⑤ Équilibrez la politesse et l'effronterie
- Enfin, la partie difficile : équilibrer la politesse et l'effronterie. Il y a des gens qui mélangent le langage familier avec leurs supérieurs, les taquinent, et naviguent parfaitement à la frontière de la distance. Je pense que Kousuke Minowa de Gentosha a un sens aigu de cela – maintenir un certain niveau de politesse tout en taquinant des gens comme Horiemon.
- Principe 1 en observant ces personnes : Si vous parlez toujours poliment, vous serez étiqueté comme "ennuyeux". Vous devez prendre un risque quelque part pour être étiqueté comme "intéressant". Pour ce faire, vous devez (1) dire des choses qui vont au cœur du sujet et (2) intervenir hardiment quand une répartie est nécessaire.
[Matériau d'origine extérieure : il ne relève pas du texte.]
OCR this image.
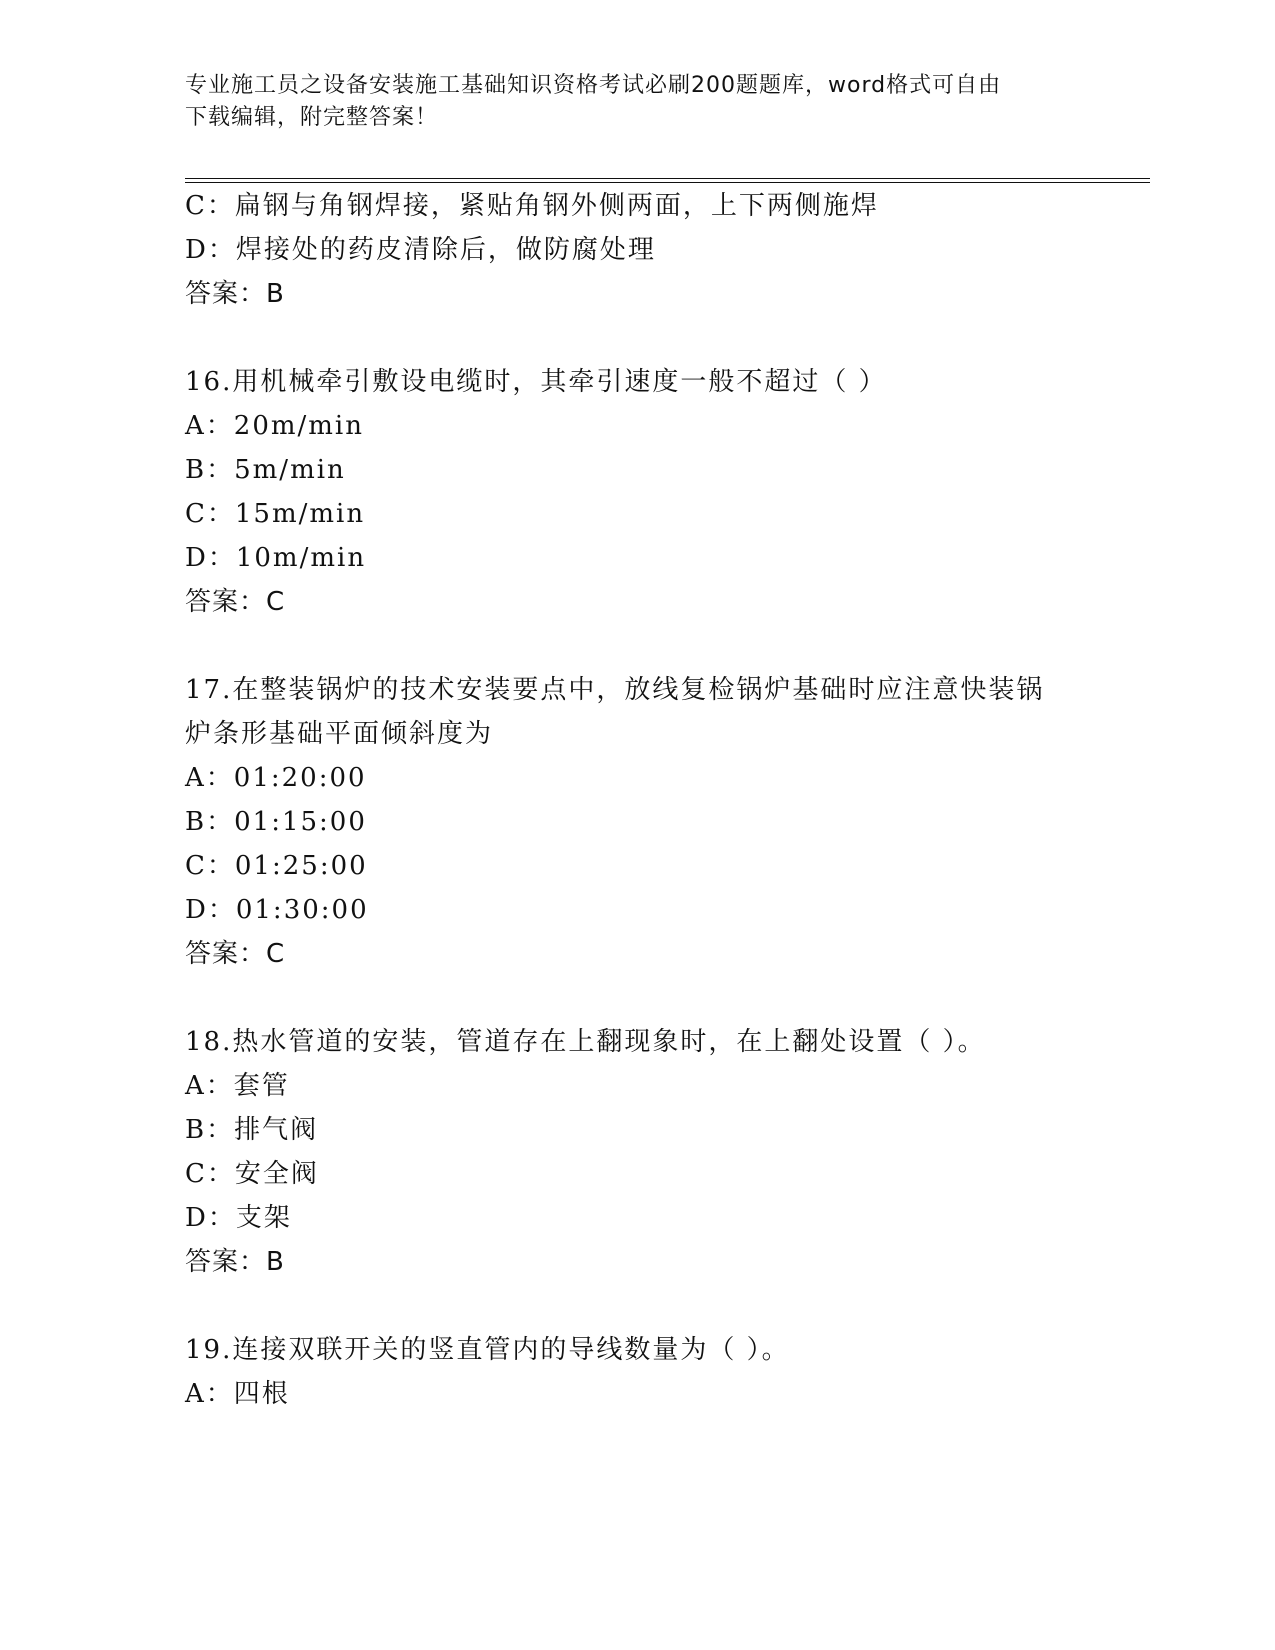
专业施工员之设备安装施工基础知识资格考试必刷200题题库，word格式可自由
下载编辑，附完整答案！
C：扁钢与角钢焊接，紧贴角钢外侧两面，上下两侧施焊
D：焊接处的药皮清除后，做防腐处理
答案：B
16.用机械牵引敷设电缆时，其牵引速度一般不超过（ ）
A：20m/min
B：5m/min
C：15m/min
D：10m/min
答案：C
17.在整装锅炉的技术安装要点中，放线复检锅炉基础时应注意快装锅
炉条形基础平面倾斜度为
A：01:20:00
B：01:15:00
C：01:25:00
D：01:30:00
答案：C
18.热水管道的安装，管道存在上翻现象时，在上翻处设置（ ）。
A：套管
B：排气阀
C：安全阀
D：支架
答案：B
19.连接双联开关的竖直管内的导线数量为（ ）。
A：四根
- Principe 2 : Cependant, vous ne devriez le faire qu'après avoir accumulé un "solde de confiance". Une fois que vous avez suffisamment de confiance pour pouvoir "rembourser", vous pouvez assumer la "dette" d'être un peu impoli ou de poser des questions que tout le monde a peur de poser. Seuls ceux qui ont économisé assez de crédit peuvent immédiatement rembourser la "dette" de leur langage.
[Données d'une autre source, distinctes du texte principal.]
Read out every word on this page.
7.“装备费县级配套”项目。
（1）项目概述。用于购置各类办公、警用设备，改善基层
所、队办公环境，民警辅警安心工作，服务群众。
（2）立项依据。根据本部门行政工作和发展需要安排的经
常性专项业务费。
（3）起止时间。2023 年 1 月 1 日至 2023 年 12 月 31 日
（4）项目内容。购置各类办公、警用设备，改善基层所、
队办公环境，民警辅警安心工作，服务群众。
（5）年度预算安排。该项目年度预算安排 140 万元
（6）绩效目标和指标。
- En fin de compte, "qui le dit" est plus important que "ce qui est dit". Si vous êtes en surpoids et qu'un inconnu en surpoids vous dit de perdre du poids, vous serez agacé. Inversement, vous ne ferez pas confiance à quelqu'un qui dit seulement des choses gentilles comme "Tu es bien comme tu es". Mais si quelqu'un en qui vous avez confiance le dit, vous l'écouterez. C'est comme ça que ça marche.
- Alors, prenez un risque quelque part et dites ce qui doit être dit clairement. Mais faites-le quand votre solde de confiance est suffisamment élevé pour que, même si c'est considéré comme impoli, votre solde n'atteigne pas zéro. C'est ce qui est important.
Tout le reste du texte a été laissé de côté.